Prompted by a request at the end of last week for some Twitter data I no longer have to hand, I revisited an old notebook script to try to tidy up some of my Twitter data grabbin’n’mungin’ scripts and have a quick play with some new toys, such as the pyLDAvis [demo] tool for analysing topic models in a notebook setting. (I generated my test models using gensimPy3, a Python 3 port of gensim, which all seemed to work okay…More on that in a later post, maybe…)
I also plugged in some entity extracting API calls for IBM’s Alchemy API and Thomson Reuters’ OpenCalais API. Both of these services provide a JSON response – and both are rate limited – so I’m cacheing responses for a while in a couple of MongoDB collections (one collection per service).

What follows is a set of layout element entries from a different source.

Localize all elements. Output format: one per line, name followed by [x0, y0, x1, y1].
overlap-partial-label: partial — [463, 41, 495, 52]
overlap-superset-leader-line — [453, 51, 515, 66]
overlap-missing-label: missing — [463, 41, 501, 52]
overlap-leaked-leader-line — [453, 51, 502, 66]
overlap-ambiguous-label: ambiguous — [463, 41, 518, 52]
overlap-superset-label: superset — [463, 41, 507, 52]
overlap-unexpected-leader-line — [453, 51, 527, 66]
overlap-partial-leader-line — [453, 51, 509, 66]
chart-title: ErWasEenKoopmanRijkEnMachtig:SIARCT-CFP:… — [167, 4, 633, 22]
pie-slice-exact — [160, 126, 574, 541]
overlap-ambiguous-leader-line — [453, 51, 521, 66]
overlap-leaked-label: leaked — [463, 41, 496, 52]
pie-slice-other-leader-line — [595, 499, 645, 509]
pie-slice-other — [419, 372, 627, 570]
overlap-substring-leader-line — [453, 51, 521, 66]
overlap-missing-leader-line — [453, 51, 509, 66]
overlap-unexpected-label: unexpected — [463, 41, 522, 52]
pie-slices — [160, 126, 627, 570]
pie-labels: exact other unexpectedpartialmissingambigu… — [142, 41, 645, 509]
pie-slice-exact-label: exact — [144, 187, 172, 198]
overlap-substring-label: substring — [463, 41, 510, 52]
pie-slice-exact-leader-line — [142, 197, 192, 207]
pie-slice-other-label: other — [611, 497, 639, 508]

Here’s an example of the sort of response we can get from a call to Open Calais:
[{'_id': 213808950, 'description': 'Daily Telegraph sub-editor, Newcastle United follower and future England cricketer', 'reuters_entities': [{'text': 'follower and future England cricketer', 'type': 'Position'}, {'text': 'Daily Telegraph', 'type': 'Company'}, {'text': 'sub-editor', 'type': 'Position'}, {'text': 'Daily Telegraph', 'type': 'PublishedMedium'}], 'screen_name': 'laurieallsopp'}]
Looking at that data, which I retrieved from my MongoDB (the reuters_entities are the bits I got back from the OpenCalais API), I wondered how I could query the database to pull back just the Position info, or just bios associated with a PublishedMedium.
It turns out that the $elemMatch property was the one I needed to allow what is essentially a wildcarded search into the path of the list of arrays (it can be nested if you need to search deeper…):
load_from_mongo('twitter','calaisdata', criteria={'reuters_entities':{'$elemMatch':{'type':'PublishedMedium'}}}, projection={'screen_name':1, 'description':1,'reuters_entities.text':1, 'reuters_entities':{'$elemMatch':{'type':'PublishedMedium'}}})
In that example, the criteria definition limits returned records to those of type PublishedMedium, and the projection is used to return the first such matching element.
I can also run queries on job titles, or roles, as this example using grabbed AlchemyAPI data shows:
load_from_mongo('twitter','alchemydata', criteria={'ibm_entities':{'$elemMatch':{'type':'JobTitle'}}}, projection={'screen_name':1, 'description':1,'ibm_entities.text':1, 'ibm_entities':{'$elemMatch':{'type':'JobTitle'}}})
And so it follows that I could try to search for folk tagged as an editor (or variant thereof: editorial director, for example), modifying the query to additionally perform a case-insensitive search (I’m using pymongo to query the database):
criteria={'ibm_entities':{'$elemMatch':{'type':'JobTitle', 'text':{ '$regex' : 'editor', '$options':'i' }}}}
For a case insensitive but otherwise exact search, use an expression of the form "^editor$" to force the search on the tag to match at the start (^) and end ($) of the string…
I’m not sure if such use of the entity data complies with the license terms though!
And of course, it would probably be much easier to just lookup whether the description contains a particular word or phrase!